Demi Sertifikat, Pria di Italia Pakai Lengan Palsu Saat Divaksin Corona

Novi Christiastuti - detikNews
Sabtu, 04 Des 2021 16:31 WIB
The doctor prepares the syringe with the cure for vaccination.
Ilustrasi (dok. iStock)

Otoritas daerah Piedmont mengecam upaya pria, yang tidak disebut namanya itu, untuk mencurangi sistem yang berlaku.

"Kasus ini bisa diklasifikasikan sebagai 'konyol', kecuali bahwa kita bicara soal grativasi yang besar, tidak bisa diterima untuk pengorbanan yang diberikan keseluruhan masyarakat untuk pandemi," demikian komunike gabungan dari presiden dan dewan kesehatan otoritas Piedmont.

Departemen kesehatan Biella telah melaporkan insiden itu ke kantor jaksa setempat.

Bulan lalu, pemerintah Italia menandatangani dekrit yang mewajibkan akses khusus bernama 'super green pass' COVID-19 di bar, restoran, bioskop dan tempat hiburan indoor lainnya. Di bawah aturan terbaru, hanya orang-orang dengan bukti atau sertifikat vaksinasi penuh dan telah sembuh dari Corona yang boleh masuk ke tempat-tempat umum semacam itu.
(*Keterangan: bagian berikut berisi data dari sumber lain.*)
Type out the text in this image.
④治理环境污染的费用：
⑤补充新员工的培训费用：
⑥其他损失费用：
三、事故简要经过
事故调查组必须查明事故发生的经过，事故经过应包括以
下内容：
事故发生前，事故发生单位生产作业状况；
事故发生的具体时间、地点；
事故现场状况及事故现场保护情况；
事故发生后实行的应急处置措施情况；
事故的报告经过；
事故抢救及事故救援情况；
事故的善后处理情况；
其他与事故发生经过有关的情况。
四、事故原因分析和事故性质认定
Aturan itu memperketat akses sebelumnya yang disebut 'green pass' untuk tempat-tempat umum indoor dan kereta jarak jauh yang berlaku sejak 1 September. Akses 'green pass' mengharuskan orang-orang menunjukkan bukti tes negatif Corona dalam kurun waktu 48 jam, bukannya bukti vaksinasi penuh atau kesembuhan dari Corona seperti yang kini berlaku.